New Commercial Companies Law set to be enforced in July


(MENAFN- Khaleej Times) Firms that dont comply by July 1 2016 will be deemed to be dissolved.

Dubai — The long-awaited new UAE Commercial Companies Law or CCL will come into force in July 2015 and all companies in the country are required to amend their memorandum to comply with the new law by July 1 2016.

“Companies that do not make the necessary amendments to their memorandum by July 1 2016 will be deemed to be dissolved” the law stipulates.

According to law firm Latham & Watkins the new CCL is substantially similar to the 2013 draft of the CCL and represents an evolution of the UAE’s existing CCL rather than a revolution.

“The most controversial proposal — to abolish or reduce minimum UAE national participation — was rejected.” The new CCL retains a 49 per cent limit on foreign ownership. Under the new law any foreign investor can own a maximum of 49 per cent of a locally-incorporated company apart from companies incorporated in a free zone in which they can own 100 per cent. Where a public joint stock company lists there is not a 51 per cent UAE ownership required but there is a 51 per cent GCC requirement.

Yet even though majority GCC ownership is permitted the law imposes a mandatory requirement that the chairman and majority of directors of any public joint stock company must be UAE nationals.

Under the new CCL companies in the UAE can make their employees stakeholders in the firm in line with an employee share incentive scheme.

The most useful changes adopted in the new CCL are provisions allowing sole shareholder limited liability companies or LLCs and private joint stock companies or PrJSCs; exempting government-owned companies from the new CCL if the company includes a provision in their memorandum to that effect; allowing partners to pledge their interests in LLCs; allowing certain non-pre-emptive share issuances by joint stock companies or JSCs; and allowing founders to list their businesses yet retain 70 per cent of the shares.

Latham & Watkins notes that the “most unhelpful change” in the new law is a new article which provides that all the provisions of the latest CCL concerning JSCs shall apply to LLCs. “What lawmakers intended or how this would work remains unclear but this article potentially significantly increases the regulatory environment for LLCs and their managers. In addition the new law contains a blunt new prohibition on JSCs providing financial assistance in connection with the holding of shares and bonds” the law firm said.

An important impact of the new law is to provide additional encouragement to UAE companies to list on local financial markets. A reduction in the free float requirement from 55 to 30 per cent is a key element that will encourage new listings. This will enable family owned enterprises to list their businesses yet retain 70 per cent control.

Another key provisionpermits free zone companies to operate “onshore” from their free zone base premises subject to the promulgation of a regulating Cabinet decree.

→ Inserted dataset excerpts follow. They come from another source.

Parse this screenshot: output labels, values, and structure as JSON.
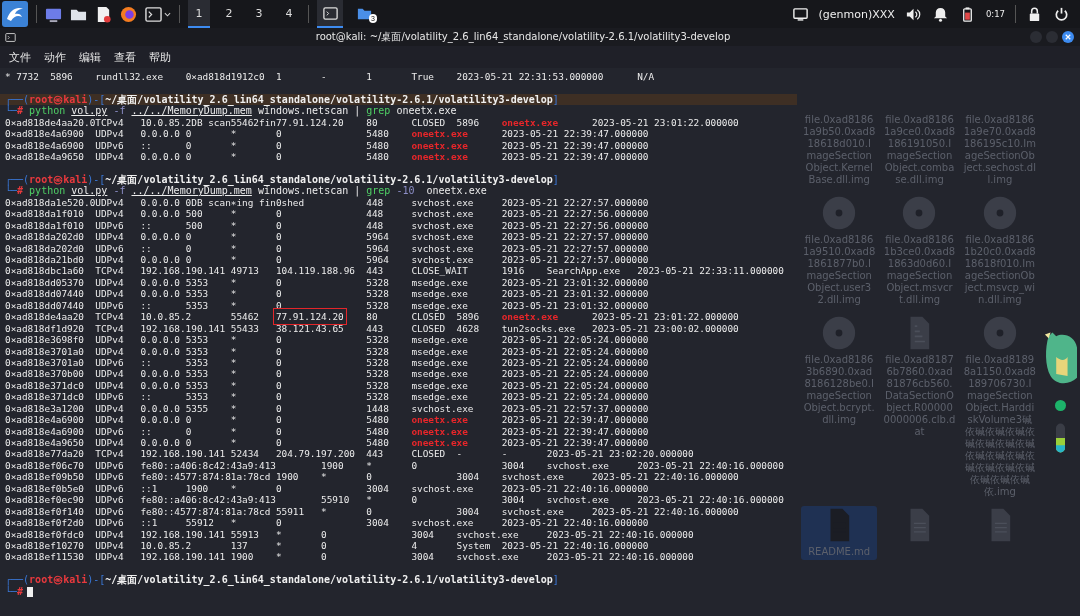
{
  "taskbar": {
    "workspaces": [
      {
        "label": "1",
        "selected": true
      },
      {
        "label": "2",
        "selected": false
      },
      {
        "label": "3",
        "selected": false
      },
      {
        "label": "4",
        "selected": false
      }
    ],
    "windows": [
      {
        "kind": "terminal",
        "selected": true
      },
      {
        "kind": "files",
        "selected": false,
        "badge": "3"
      }
    ],
    "genmon": "(genmon)XXX",
    "clock": "0:17"
  },
  "window": {
    "title": "root@kali: ~/桌面/volatility_2.6_lin64_standalone/volatility-2.6.1/volatility3-develop"
  },
  "menu": [
    "文件",
    "动作",
    "编辑",
    "查看",
    "帮助"
  ],
  "terminal": {
    "lines": [
      {
        "kind": "output",
        "segments": [
          {
            "text": "* 7732\t5896\trundll32.exe\t0×ad818d1912c0\t1\t-\t1\tTrue\t2023-05-21 22:31:53.000000\tN/A",
            "kind": "plain"
          }
        ]
      },
      {
        "kind": "blank"
      },
      {
        "kind": "prompt",
        "highlighted": true,
        "segments": [
          {
            "text": "┌──(",
            "kind": "frame"
          },
          {
            "text": "root㉿kali",
            "kind": "user"
          },
          {
            "text": ")-[",
            "kind": "frame"
          },
          {
            "text": "~/桌面/volatility_2.6_lin64_standalone/volatility-2.6.1/volatility3-develop",
            "kind": "path"
          },
          {
            "text": "]",
            "kind": "frame"
          }
        ]
      },
      {
        "kind": "command",
        "segments": [
          {
            "text": "└─",
            "kind": "frame"
          },
          {
            "text": "# ",
            "kind": "hash"
          },
          {
            "text": "python ",
            "kind": "cmd"
          },
          {
            "text": "vol.py",
            "kind": "file"
          },
          {
            "text": " -f ",
            "kind": "flag"
          },
          {
            "text": "../../MemoryDump.mem",
            "kind": "file"
          },
          {
            "text": " windows.netscan | ",
            "kind": "plain"
          },
          {
            "text": "grep ",
            "kind": "cmd"
          },
          {
            "text": "oneetx.exe",
            "kind": "plain"
          }
        ]
      },
      {
        "kind": "output",
        "segments": [
          {
            "text": "0×ad818de4aa20.0TCPv4\t10.0.85.2DB scan55462fin77.91.124.20\t80\tCLOSED\t5896\t",
            "kind": "plain"
          },
          {
            "text": "oneetx.exe",
            "kind": "red"
          },
          {
            "text": "\t2023-05-21 23:01:22.000000",
            "kind": "plain"
          }
        ]
      },
      {
        "kind": "output",
        "segments": [
          {
            "text": "0×ad818e4a6900\tUDPv4\t0.0.0.0\t0\t*\t0\t\t5480\t",
            "kind": "plain"
          },
          {
            "text": "oneetx.exe",
            "kind": "red"
          },
          {
            "text": "\t2023-05-21 22:39:47.000000",
            "kind": "plain"
          }
        ]
      },
      {
        "kind": "output",
        "segments": [
          {
            "text": "0×ad818e4a6900\tUDPv6\t::\t0\t*\t0\t\t5480\t",
            "kind": "plain"
          },
          {
            "text": "oneetx.exe",
            "kind": "red"
          },
          {
            "text": "\t2023-05-21 22:39:47.000000",
            "kind": "plain"
          }
        ]
      },
      {
        "kind": "output",
        "segments": [
          {
            "text": "0×ad818e4a9650\tUDPv4\t0.0.0.0\t0\t*\t0\t\t5480\t",
            "kind": "plain"
          },
          {
            "text": "oneetx.exe",
            "kind": "red"
          },
          {
            "text": "\t2023-05-21 22:39:47.000000",
            "kind": "plain"
          }
        ]
      },
      {
        "kind": "blank"
      },
      {
        "kind": "prompt",
        "highlighted": false,
        "segments": [
          {
            "text": "┌──(",
            "kind": "frame"
          },
          {
            "text": "root㉿kali",
            "kind": "user"
          },
          {
            "text": ")-[",
            "kind": "frame"
          },
          {
            "text": "~/桌面/volatility_2.6_lin64_standalone/volatility-2.6.1/volatility3-develop",
            "kind": "path"
          },
          {
            "text": "]",
            "kind": "frame"
          }
        ]
      },
      {
        "kind": "command",
        "segments": [
          {
            "text": "└─",
            "kind": "frame"
          },
          {
            "text": "# ",
            "kind": "hash"
          },
          {
            "text": "python ",
            "kind": "cmd"
          },
          {
            "text": "vol.py",
            "kind": "file"
          },
          {
            "text": " -f ",
            "kind": "flag"
          },
          {
            "text": "../../MemoryDump.mem",
            "kind": "file"
          },
          {
            "text": " windows.netscan | ",
            "kind": "plain"
          },
          {
            "text": "grep ",
            "kind": "cmd"
          },
          {
            "text": "-10 ",
            "kind": "flag"
          },
          {
            "text": " oneetx.exe",
            "kind": "plain"
          }
        ]
      },
      {
        "kind": "output",
        "segments": [
          {
            "text": "0×ad818da1e520.0UDPv4\t0.0.0.0 0DB scan∗ing fin0shed\t\t448\tsvchost.exe\t2023-05-21 22:27:57.000000",
            "kind": "plain"
          }
        ]
      },
      {
        "kind": "output",
        "segments": [
          {
            "text": "0×ad818da1f010\tUDPv4\t0.0.0.0\t500\t*\t0\t\t448\tsvchost.exe\t2023-05-21 22:27:56.000000",
            "kind": "plain"
          }
        ]
      },
      {
        "kind": "output",
        "segments": [
          {
            "text": "0×ad818da1f010\tUDPv6\t::\t500\t*\t0\t\t448\tsvchost.exe\t2023-05-21 22:27:56.000000",
            "kind": "plain"
          }
        ]
      },
      {
        "kind": "output",
        "segments": [
          {
            "text": "0×ad818da202d0\tUDPv4\t0.0.0.0\t0\t*\t0\t\t5964\tsvchost.exe\t2023-05-21 22:27:57.000000",
            "kind": "plain"
          }
        ]
      },
      {
        "kind": "output",
        "segments": [
          {
            "text": "0×ad818da202d0\tUDPv6\t::\t0\t*\t0\t\t5964\tsvchost.exe\t2023-05-21 22:27:57.000000",
            "kind": "plain"
          }
        ]
      },
      {
        "kind": "output",
        "segments": [
          {
            "text": "0×ad818da21bd0\tUDPv4\t0.0.0.0\t0\t*\t0\t\t5964\tsvchost.exe\t2023-05-21 22:27:57.000000",
            "kind": "plain"
          }
        ]
      },
      {
        "kind": "output",
        "segments": [
          {
            "text": "0×ad818dbc1a60\tTCPv4\t192.168.190.141\t49713\t104.119.188.96\t443\tCLOSE_WAIT\t1916\tSearchApp.exe\t2023-05-21 22:33:11.000000",
            "kind": "plain"
          }
        ]
      },
      {
        "kind": "output",
        "segments": [
          {
            "text": "0×ad818dd05370\tUDPv4\t0.0.0.0\t5353\t*\t0\t\t5328\tmsedge.exe\t2023-05-21 23:01:32.000000",
            "kind": "plain"
          }
        ]
      },
      {
        "kind": "output",
        "segments": [
          {
            "text": "0×ad818dd07440\tUDPv4\t0.0.0.0\t5353\t*\t0\t\t5328\tmsedge.exe\t2023-05-21 23:01:32.000000",
            "kind": "plain"
          }
        ]
      },
      {
        "kind": "output",
        "segments": [
          {
            "text": "0×ad818dd07440\tUDPv6\t::\t5353\t*\t0\t\t5328\tmsedge.exe\t2023-05-21 23:01:32.000000",
            "kind": "plain"
          }
        ]
      },
      {
        "kind": "output",
        "segments": [
          {
            "text": "0×ad818de4aa20\tTCPv4\t10.0.85.2\t55462\t",
            "kind": "plain"
          },
          {
            "text": "77.91.124.20",
            "kind": "boxed"
          },
          {
            "text": "\t80\tCLOSED\t5896\t",
            "kind": "plain"
          },
          {
            "text": "oneetx.exe",
            "kind": "red"
          },
          {
            "text": "\t2023-05-21 23:01:22.000000",
            "kind": "plain"
          }
        ]
      },
      {
        "kind": "output",
        "segments": [
          {
            "text": "0×ad818df1d920\tTCPv4\t192.168.190.141\t55433\t38.121.43.65\t443\tCLOSED\t4628\ttun2socks.exe\t2023-05-21 23:00:02.000000",
            "kind": "plain"
          }
        ]
      },
      {
        "kind": "output",
        "segments": [
          {
            "text": "0×ad818e3698f0\tUDPv4\t0.0.0.0\t5353\t*\t0\t\t5328\tmsedge.exe\t2023-05-21 22:05:24.000000",
            "kind": "plain"
          }
        ]
      },
      {
        "kind": "output",
        "segments": [
          {
            "text": "0×ad818e3701a0\tUDPv4\t0.0.0.0\t5353\t*\t0\t\t5328\tmsedge.exe\t2023-05-21 22:05:24.000000",
            "kind": "plain"
          }
        ]
      },
      {
        "kind": "output",
        "segments": [
          {
            "text": "0×ad818e3701a0\tUDPv6\t::\t5353\t*\t0\t\t5328\tmsedge.exe\t2023-05-21 22:05:24.000000",
            "kind": "plain"
          }
        ]
      },
      {
        "kind": "output",
        "segments": [
          {
            "text": "0×ad818e370b00\tUDPv4\t0.0.0.0\t5353\t*\t0\t\t5328\tmsedge.exe\t2023-05-21 22:05:24.000000",
            "kind": "plain"
          }
        ]
      },
      {
        "kind": "output",
        "segments": [
          {
            "text": "0×ad818e371dc0\tUDPv4\t0.0.0.0\t5353\t*\t0\t\t5328\tmsedge.exe\t2023-05-21 22:05:24.000000",
            "kind": "plain"
          }
        ]
      },
      {
        "kind": "output",
        "segments": [
          {
            "text": "0×ad818e371dc0\tUDPv6\t::\t5353\t*\t0\t\t5328\tmsedge.exe\t2023-05-21 22:05:24.000000",
            "kind": "plain"
          }
        ]
      },
      {
        "kind": "output",
        "segments": [
          {
            "text": "0×ad818e3a1200\tUDPv4\t0.0.0.0\t5355\t*\t0\t\t1448\tsvchost.exe\t2023-05-21 22:57:37.000000",
            "kind": "plain"
          }
        ]
      },
      {
        "kind": "output",
        "segments": [
          {
            "text": "0×ad818e4a6900\tUDPv4\t0.0.0.0\t0\t*\t0\t\t5480\t",
            "kind": "plain"
          },
          {
            "text": "oneetx.exe",
            "kind": "red"
          },
          {
            "text": "\t2023-05-21 22:39:47.000000",
            "kind": "plain"
          }
        ]
      },
      {
        "kind": "output",
        "segments": [
          {
            "text": "0×ad818e4a6900\tUDPv6\t::\t0\t*\t0\t\t5480\t",
            "kind": "plain"
          },
          {
            "text": "oneetx.exe",
            "kind": "red"
          },
          {
            "text": "\t2023-05-21 22:39:47.000000",
            "kind": "plain"
          }
        ]
      },
      {
        "kind": "output",
        "segments": [
          {
            "text": "0×ad818e4a9650\tUDPv4\t0.0.0.0\t0\t*\t0\t\t5480\t",
            "kind": "plain"
          },
          {
            "text": "oneetx.exe",
            "kind": "red"
          },
          {
            "text": "\t2023-05-21 22:39:47.000000",
            "kind": "plain"
          }
        ]
      },
      {
        "kind": "output",
        "segments": [
          {
            "text": "0×ad818e77da20\tTCPv4\t192.168.190.141\t52434\t204.79.197.200\t443\tCLOSED\t-\t-\t2023-05-21 23:02:20.000000",
            "kind": "plain"
          }
        ]
      },
      {
        "kind": "output",
        "segments": [
          {
            "text": "0×ad818ef06c70\tUDPv6\tfe80::a406:8c42:43a9:413\t1900\t*\t0\t\t3004\tsvchost.exe\t2023-05-21 22:40:16.000000",
            "kind": "plain"
          }
        ]
      },
      {
        "kind": "output",
        "segments": [
          {
            "text": "0×ad818ef09b50\tUDPv6\tfe80::4577:874:81a:78cd 1900\t*\t0\t\t3004\tsvchost.exe\t2023-05-21 22:40:16.000000",
            "kind": "plain"
          }
        ]
      },
      {
        "kind": "output",
        "segments": [
          {
            "text": "0×ad818ef0b5e0\tUDPv6\t::1\t1900\t*\t0\t\t3004\tsvchost.exe\t2023-05-21 22:40:16.000000",
            "kind": "plain"
          }
        ]
      },
      {
        "kind": "output",
        "segments": [
          {
            "text": "0×ad818ef0ec90\tUDPv6\tfe80::a406:8c42:43a9:413\t55910\t*\t0\t\t3004\tsvchost.exe\t2023-05-21 22:40:16.000000",
            "kind": "plain"
          }
        ]
      },
      {
        "kind": "output",
        "segments": [
          {
            "text": "0×ad818ef0f140\tUDPv6\tfe80::4577:874:81a:78cd 55911\t*\t0\t\t3004\tsvchost.exe\t2023-05-21 22:40:16.000000",
            "kind": "plain"
          }
        ]
      },
      {
        "kind": "output",
        "segments": [
          {
            "text": "0×ad818ef0f2d0\tUDPv6\t::1\t55912\t*\t0\t\t3004\tsvchost.exe\t2023-05-21 22:40:16.000000",
            "kind": "plain"
          }
        ]
      },
      {
        "kind": "output",
        "segments": [
          {
            "text": "0×ad818ef0fdc0\tUDPv4\t192.168.190.141\t55913\t*\t0\t\t3004\tsvchost.exe\t2023-05-21 22:40:16.000000",
            "kind": "plain"
          }
        ]
      },
      {
        "kind": "output",
        "segments": [
          {
            "text": "0×ad818ef10270\tUDPv4\t10.0.85.2\t137\t*\t0\t\t4\tSystem\t2023-05-21 22:40:16.000000",
            "kind": "plain"
          }
        ]
      },
      {
        "kind": "output",
        "segments": [
          {
            "text": "0×ad818ef11530\tUDPv4\t192.168.190.141\t1900\t*\t0\t\t3004\tsvchost.exe\t2023-05-21 22:40:16.000000",
            "kind": "plain"
          }
        ]
      },
      {
        "kind": "blank"
      },
      {
        "kind": "prompt",
        "highlighted": false,
        "segments": [
          {
            "text": "┌──(",
            "kind": "frame"
          },
          {
            "text": "root㉿kali",
            "kind": "user"
          },
          {
            "text": ")-[",
            "kind": "frame"
          },
          {
            "text": "~/桌面/volatility_2.6_lin64_standalone/volatility-2.6.1/volatility3-develop",
            "kind": "path"
          },
          {
            "text": "]",
            "kind": "frame"
          }
        ]
      },
      {
        "kind": "input",
        "segments": [
          {
            "text": "└─",
            "kind": "frame"
          },
          {
            "text": "#",
            "kind": "hash"
          }
        ]
      }
    ]
  },
  "desktop": {
    "icons": [
      {
        "kind": "none",
        "selected": false,
        "label": "file.0xad81861a9b50.0xad818618d010.ImageSectionObject.KernelBase.dll.img"
      },
      {
        "kind": "none",
        "selected": false,
        "label": "file.0xad81861a9ce0.0xad8186191050.ImageSectionObject.combase.dll.img"
      },
      {
        "kind": "none",
        "selected": false,
        "label": "file.0xad81861a9e70.0xad8186195c10.ImageSectionObject.sechost.dll.img"
      },
      {
        "kind": "disc",
        "selected": false,
        "label": "file.0xad81861a9510.0xad81861877b0.ImageSectionObject.user32.dll.img"
      },
      {
        "kind": "disc",
        "selected": false,
        "label": "file.0xad81861b3ce0.0xad81863d0d60.ImageSectionObject.msvcrt.dll.img"
      },
      {
        "kind": "disc",
        "selected": false,
        "label": "file.0xad81861b20c0.0xad818618f010.ImageSectionObject.msvcp_win.dll.img"
      },
      {
        "kind": "disc",
        "selected": false,
        "label": "file.0xad81863b6890.0xad8186128be0.ImageSectionObject.bcrypt.dll.img"
      },
      {
        "kind": "binary",
        "selected": false,
        "label": "file.0xad81876b7860.0xad81876cb560.DataSectionObject.R000000000006.clb.dat"
      },
      {
        "kind": "disc",
        "selected": false,
        "label": "file.0xad81898a1150.0xad8189706730.ImageSectionObject.HarddiskVolume3碱依碱依碱依碱依碱依碱依碱依碱依碱依碱依碱依碱依碱依碱依碱依碱依碱依碱依.img"
      },
      {
        "kind": "document",
        "selected": true,
        "label": "README.md"
      },
      {
        "kind": "document",
        "selected": false
      },
      {
        "kind": "document",
        "selected": false
      }
    ]
  }
}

The new law creates a framework for introducing refined bookbuilding rules as a market pricing mechanism of UAE IPOs. This means that pricing will be aligned more closely to market rather than regulator-approved valuations.

Allen & Overy said in its note that under the new CCL the minimum number of founders has been reduced from 10 to five. “This change will be welcome in particular by family companies and LLCs wishing to go public as it will allow them to carry out an initial public offering with an initial founder shareholder base of five.” The new law prohibits companies from making loans to board members including their family members and creates an offence for anyone accepting such a loan. The previous CCL differed in this regard as it allowed banks to make loans to its board members.

Another key reform is that the minimum share capital of PJSCs has been raised from Dh10 million to Dh30 million. Unlike the case for private joint stock companies the new law does not allow existing PJSCs to be exempt from this increased share capital requirement. “As such unless competent authorities would otherwise permit existing PJSCs with a share capital less than Dh30m will have to increase its share capital within one year of the new CCL coming into force.”

The new companies law also introduces for the first time the concept of “authorised” share capital.

The authorised share capital serves the function of a pre-approval obtained from the general assembly (and granted to the board of directors) to increase issued share capital up to the limit of authorised share capital (which must not exceed twice the issued share capital). The Emirates Securities and Commodities Authority is expected to issue legislation regulating the method of such increase the note said.

The new CCL prohibits joint stock companies from providing financial assistance to fund the acquisition of their own shares in line with the international market practice. It permits public joint stock companies to make strategic share placements without having to run the gauntlet of their shareholders’ pre-emptive rights thus facilitating the formation of important strategic alliances by UAE public companies.

The law enables shareholders in public joint stock companies to sell their preemption rights (rights issue) and enables shares inLLCs to be pledged as security to financiers. This will enhance the opportunity for banks to take security over shares in limited liability companies.